If President Obama’s inaugural address is any indication of where he hopes to bring the country, the next four years could be filled with promise and unapologetically progressive politics. However, it is important to note that Monday’s inauguration marked the beginning of the end for the “Obama era.”  And as this one man’s days in office are already more than halfway done, one part of his legacy is already quite clear: he galvanized a new generation of leaders and politically-engaged young people.

The Inauguration weekend, full of balls, parties, and pomp and circumstance had one recurring theme: we are in this together and collectively, we can make change happen.  That message is one that the president used to attract young people to support his campaign in 2008, and it’s one that will continue on once he has left office and a new generation is ushered in.

At the Young Professionals United for Change gala, founder Brian Benjamin told EBONY, he launched his organization in 2008 specifically to support the president.  His group which is made up of young Black professionals who were looking to get involved to help elect the first Black president.  YP4C began throwing parties to fundraise for Obama, “Most party planners weren’t doing social cause events at the time.  You don’t have to be in the basement of a community center to support Obama,” Benjamin said, “[Our pre-inaugural gala] is a time to celebrate what we’ve accomplished.  We are still with him and will stay active.”

EMILY’s List, which recruits and funds campaigns for pro-choice Democratic women, also gathered to celebrate the astounding accomplishment of electing the only pro-choice Democratic woman governor in the country, 19 new women to the House, six Senate incumbents, and three new Senators – all the first women to represent their states in the Senate.

At the event, attorney and activist Sandra Fluke, told EBONY that Obama’s success with young people isn’t simply about him being charismatic “It’s more about how he talks to voters.  How he talks to citizens.  He talks to us in a way that conveys that we all have a responsibility to be a part of this process and it can make a difference when we’re part of it, whether it’s getting out and voting or the new initiative that he just launched [Organizing for Action] to keep us all involved and engaged even between elections and I think that really does inspire people of all ages, but especially young people to know that we can lead, we can have an impact and it does make a difference.”

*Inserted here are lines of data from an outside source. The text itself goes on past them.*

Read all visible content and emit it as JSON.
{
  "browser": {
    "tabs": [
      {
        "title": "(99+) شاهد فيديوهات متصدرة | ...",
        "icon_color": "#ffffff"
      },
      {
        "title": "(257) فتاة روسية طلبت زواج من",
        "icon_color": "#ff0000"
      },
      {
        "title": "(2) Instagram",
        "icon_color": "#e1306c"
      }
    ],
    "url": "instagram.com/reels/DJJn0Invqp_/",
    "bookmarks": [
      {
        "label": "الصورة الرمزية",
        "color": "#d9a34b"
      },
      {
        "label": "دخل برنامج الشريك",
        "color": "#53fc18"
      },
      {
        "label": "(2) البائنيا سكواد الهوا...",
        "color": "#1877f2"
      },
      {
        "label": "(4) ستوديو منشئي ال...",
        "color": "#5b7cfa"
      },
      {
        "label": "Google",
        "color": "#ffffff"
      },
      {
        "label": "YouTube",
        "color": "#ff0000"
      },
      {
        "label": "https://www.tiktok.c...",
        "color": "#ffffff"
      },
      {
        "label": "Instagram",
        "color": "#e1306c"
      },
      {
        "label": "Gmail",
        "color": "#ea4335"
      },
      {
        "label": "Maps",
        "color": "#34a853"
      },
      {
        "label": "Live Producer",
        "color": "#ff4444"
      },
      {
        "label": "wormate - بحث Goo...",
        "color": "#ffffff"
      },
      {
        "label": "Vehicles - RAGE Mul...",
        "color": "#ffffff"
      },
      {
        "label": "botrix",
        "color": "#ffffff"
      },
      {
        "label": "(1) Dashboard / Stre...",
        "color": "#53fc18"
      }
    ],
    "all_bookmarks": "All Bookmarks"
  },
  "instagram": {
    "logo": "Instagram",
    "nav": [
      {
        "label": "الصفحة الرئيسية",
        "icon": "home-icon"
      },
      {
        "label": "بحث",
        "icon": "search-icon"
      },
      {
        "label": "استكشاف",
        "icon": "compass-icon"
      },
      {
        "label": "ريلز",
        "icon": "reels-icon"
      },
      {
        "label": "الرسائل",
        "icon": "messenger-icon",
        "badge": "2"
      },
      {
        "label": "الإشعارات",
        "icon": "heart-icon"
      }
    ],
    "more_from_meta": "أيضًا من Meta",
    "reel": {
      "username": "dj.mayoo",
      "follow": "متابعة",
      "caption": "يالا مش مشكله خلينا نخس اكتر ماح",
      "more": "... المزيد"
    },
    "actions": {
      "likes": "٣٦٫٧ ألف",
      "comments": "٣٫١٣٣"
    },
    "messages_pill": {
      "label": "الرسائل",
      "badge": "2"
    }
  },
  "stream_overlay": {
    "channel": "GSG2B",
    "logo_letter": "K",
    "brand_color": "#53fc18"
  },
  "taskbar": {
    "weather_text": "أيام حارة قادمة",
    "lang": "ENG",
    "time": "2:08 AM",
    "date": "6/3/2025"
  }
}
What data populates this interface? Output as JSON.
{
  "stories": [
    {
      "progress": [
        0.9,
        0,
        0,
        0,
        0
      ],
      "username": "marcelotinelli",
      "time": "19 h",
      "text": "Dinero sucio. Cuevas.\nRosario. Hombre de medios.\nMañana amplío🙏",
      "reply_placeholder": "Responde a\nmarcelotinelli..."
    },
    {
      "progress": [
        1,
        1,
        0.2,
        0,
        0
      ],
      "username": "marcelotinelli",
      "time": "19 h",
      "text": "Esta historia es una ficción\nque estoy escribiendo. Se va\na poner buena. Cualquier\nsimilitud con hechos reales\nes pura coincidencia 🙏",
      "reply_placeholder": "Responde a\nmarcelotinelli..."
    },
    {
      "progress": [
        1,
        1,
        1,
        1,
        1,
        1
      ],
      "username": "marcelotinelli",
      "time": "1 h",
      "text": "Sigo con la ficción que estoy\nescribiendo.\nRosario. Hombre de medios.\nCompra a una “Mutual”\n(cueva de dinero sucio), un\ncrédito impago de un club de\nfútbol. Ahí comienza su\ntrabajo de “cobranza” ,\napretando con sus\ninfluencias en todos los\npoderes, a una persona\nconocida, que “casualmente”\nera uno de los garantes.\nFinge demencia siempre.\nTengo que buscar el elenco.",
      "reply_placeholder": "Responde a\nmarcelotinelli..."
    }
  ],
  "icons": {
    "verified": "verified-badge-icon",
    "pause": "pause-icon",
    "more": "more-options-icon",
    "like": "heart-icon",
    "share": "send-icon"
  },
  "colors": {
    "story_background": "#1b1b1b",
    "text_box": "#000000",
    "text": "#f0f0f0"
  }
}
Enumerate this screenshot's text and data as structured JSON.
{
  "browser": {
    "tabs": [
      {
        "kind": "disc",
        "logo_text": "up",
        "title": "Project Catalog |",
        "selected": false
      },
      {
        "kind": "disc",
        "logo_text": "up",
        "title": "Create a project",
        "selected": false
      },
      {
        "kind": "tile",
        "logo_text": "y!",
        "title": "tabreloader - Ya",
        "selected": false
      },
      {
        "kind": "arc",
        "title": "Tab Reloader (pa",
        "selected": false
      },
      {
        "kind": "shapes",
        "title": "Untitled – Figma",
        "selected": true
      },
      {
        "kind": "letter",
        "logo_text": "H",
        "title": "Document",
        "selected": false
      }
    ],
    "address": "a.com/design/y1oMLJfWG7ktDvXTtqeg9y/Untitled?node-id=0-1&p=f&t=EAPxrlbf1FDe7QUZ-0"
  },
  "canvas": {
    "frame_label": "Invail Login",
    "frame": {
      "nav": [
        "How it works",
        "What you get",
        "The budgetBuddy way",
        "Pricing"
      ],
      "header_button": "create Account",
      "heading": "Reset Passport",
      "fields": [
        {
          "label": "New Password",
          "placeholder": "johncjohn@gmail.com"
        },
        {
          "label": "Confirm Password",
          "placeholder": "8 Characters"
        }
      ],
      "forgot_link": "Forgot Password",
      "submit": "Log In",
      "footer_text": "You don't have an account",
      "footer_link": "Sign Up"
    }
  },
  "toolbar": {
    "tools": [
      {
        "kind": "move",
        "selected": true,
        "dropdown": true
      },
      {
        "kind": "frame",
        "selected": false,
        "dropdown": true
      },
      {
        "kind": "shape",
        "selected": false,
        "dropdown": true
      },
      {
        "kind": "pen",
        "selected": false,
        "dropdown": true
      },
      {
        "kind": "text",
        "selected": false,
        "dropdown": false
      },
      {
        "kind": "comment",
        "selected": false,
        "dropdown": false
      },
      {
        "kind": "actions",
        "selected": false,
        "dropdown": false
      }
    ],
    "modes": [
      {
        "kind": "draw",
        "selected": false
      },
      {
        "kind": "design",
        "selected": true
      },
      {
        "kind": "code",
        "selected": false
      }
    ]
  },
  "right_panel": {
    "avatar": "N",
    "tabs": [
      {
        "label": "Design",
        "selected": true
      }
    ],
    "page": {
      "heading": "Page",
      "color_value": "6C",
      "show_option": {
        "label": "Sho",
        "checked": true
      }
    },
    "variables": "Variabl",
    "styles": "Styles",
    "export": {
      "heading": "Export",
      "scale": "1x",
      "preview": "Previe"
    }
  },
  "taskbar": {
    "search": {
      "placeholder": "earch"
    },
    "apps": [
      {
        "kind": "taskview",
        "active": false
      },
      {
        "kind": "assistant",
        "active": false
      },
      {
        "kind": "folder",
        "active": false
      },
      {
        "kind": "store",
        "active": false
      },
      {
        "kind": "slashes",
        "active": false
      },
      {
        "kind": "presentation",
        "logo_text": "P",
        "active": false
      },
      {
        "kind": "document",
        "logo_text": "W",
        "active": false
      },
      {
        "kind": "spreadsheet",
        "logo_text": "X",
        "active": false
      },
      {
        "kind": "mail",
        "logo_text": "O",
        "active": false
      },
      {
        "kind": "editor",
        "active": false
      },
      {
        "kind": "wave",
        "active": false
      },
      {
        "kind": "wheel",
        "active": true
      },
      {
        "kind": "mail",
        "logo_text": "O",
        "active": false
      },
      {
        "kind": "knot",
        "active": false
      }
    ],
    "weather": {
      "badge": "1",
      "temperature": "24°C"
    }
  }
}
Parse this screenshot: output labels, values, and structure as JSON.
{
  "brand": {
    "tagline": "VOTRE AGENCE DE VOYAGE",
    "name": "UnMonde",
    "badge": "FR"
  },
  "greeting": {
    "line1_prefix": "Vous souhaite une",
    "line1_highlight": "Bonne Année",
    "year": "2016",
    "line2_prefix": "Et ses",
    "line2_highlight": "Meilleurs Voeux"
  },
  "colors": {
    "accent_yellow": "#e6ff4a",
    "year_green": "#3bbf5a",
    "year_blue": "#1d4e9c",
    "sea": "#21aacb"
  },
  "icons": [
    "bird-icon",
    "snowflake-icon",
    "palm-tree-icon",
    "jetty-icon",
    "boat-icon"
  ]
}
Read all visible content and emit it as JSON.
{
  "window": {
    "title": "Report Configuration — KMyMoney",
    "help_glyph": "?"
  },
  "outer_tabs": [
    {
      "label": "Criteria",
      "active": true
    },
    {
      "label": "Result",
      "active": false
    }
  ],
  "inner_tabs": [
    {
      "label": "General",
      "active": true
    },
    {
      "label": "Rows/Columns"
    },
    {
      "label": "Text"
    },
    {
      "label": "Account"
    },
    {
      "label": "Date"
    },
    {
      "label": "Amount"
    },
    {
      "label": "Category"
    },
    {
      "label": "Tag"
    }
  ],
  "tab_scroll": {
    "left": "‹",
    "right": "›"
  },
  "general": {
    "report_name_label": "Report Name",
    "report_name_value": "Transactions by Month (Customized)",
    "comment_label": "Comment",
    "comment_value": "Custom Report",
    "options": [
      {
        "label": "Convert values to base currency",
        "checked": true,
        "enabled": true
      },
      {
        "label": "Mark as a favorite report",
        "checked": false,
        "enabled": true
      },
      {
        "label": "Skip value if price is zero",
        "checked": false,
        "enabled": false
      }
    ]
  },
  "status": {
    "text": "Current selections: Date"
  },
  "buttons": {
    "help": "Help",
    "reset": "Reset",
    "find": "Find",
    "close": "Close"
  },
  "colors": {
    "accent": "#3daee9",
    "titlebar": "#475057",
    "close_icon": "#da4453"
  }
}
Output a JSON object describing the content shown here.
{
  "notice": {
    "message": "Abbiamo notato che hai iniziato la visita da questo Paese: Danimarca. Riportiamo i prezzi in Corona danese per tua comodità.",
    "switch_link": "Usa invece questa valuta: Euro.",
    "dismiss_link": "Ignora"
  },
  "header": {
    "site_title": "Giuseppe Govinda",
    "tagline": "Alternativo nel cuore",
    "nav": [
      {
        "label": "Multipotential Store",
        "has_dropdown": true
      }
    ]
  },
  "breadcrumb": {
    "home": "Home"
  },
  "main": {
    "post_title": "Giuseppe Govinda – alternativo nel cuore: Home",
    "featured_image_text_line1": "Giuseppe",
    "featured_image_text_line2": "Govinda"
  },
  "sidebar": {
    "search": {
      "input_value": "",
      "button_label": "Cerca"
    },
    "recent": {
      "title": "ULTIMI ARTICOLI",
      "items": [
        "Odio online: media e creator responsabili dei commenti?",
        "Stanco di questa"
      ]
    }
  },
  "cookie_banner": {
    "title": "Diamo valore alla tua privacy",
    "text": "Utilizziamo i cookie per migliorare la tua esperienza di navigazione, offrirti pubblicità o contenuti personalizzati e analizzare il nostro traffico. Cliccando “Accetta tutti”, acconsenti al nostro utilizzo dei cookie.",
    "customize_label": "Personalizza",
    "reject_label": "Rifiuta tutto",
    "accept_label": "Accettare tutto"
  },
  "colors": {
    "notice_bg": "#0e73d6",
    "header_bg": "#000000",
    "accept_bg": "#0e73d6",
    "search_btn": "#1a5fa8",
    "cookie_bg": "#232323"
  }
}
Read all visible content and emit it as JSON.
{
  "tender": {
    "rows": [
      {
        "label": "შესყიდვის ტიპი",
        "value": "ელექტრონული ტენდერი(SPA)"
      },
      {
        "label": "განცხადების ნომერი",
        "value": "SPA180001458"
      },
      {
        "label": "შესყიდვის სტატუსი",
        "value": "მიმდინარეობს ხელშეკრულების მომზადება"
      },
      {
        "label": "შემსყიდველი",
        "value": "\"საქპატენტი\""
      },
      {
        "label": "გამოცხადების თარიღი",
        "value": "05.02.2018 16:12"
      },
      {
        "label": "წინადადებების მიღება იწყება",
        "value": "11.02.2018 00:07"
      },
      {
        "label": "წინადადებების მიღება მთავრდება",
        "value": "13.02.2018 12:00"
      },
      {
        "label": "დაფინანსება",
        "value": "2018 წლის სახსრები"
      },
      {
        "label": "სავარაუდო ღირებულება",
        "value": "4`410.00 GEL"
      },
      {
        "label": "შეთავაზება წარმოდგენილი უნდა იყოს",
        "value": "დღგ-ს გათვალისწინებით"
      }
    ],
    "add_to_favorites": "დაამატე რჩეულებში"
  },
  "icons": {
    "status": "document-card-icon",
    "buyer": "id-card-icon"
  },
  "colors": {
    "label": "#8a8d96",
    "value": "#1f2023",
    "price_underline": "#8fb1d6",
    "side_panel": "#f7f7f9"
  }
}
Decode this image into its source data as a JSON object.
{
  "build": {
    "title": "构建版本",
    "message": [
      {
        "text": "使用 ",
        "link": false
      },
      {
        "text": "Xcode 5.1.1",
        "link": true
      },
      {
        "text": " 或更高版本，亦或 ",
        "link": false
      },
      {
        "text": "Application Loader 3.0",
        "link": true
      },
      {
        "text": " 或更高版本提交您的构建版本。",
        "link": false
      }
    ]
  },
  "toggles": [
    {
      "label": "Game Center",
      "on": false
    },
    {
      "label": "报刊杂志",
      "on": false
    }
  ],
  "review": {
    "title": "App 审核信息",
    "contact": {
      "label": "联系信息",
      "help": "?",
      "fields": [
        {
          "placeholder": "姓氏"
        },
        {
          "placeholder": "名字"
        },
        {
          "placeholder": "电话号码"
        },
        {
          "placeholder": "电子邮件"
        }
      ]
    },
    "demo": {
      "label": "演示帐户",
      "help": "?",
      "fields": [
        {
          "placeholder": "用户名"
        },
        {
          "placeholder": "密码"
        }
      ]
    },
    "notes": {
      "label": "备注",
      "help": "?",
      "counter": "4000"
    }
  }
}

That message was echoed at the 2nd annual Hip-Hop Inaugural Ball, with a glitzy red carpet and stars from film, television, and music.  Event co-host Terrence J. said that, “Hip hop is the mobilization of young people and that was instrumental in getting Obama in office for both terms…when you talk about social justice efforts, I think Obama and the example he sets inspires all of us to stand up when we see something is not right, to help our fellow man….[it’s all about] people stepping up.  It always comes from the top and I think the leadership of President Obama really sets that example.”


‘Stepping up’ has been integral to the president’s message all along, and his emphasis on “we the people” in his rousing second inaugural address solidified the focus on the collective, over the individual and how we all can work together to push towards the next horizon together instead of a lucky getting there and leaving the majority of Americans behind: “For we have always understood that when times change, so must we, that fidelity to our founding principles requires new responses to new challenges, that preserving our individual freedoms ultimately requires collective action.”  The next generation of young leaders must heed this message and work to bring the nation to that next horizon, together.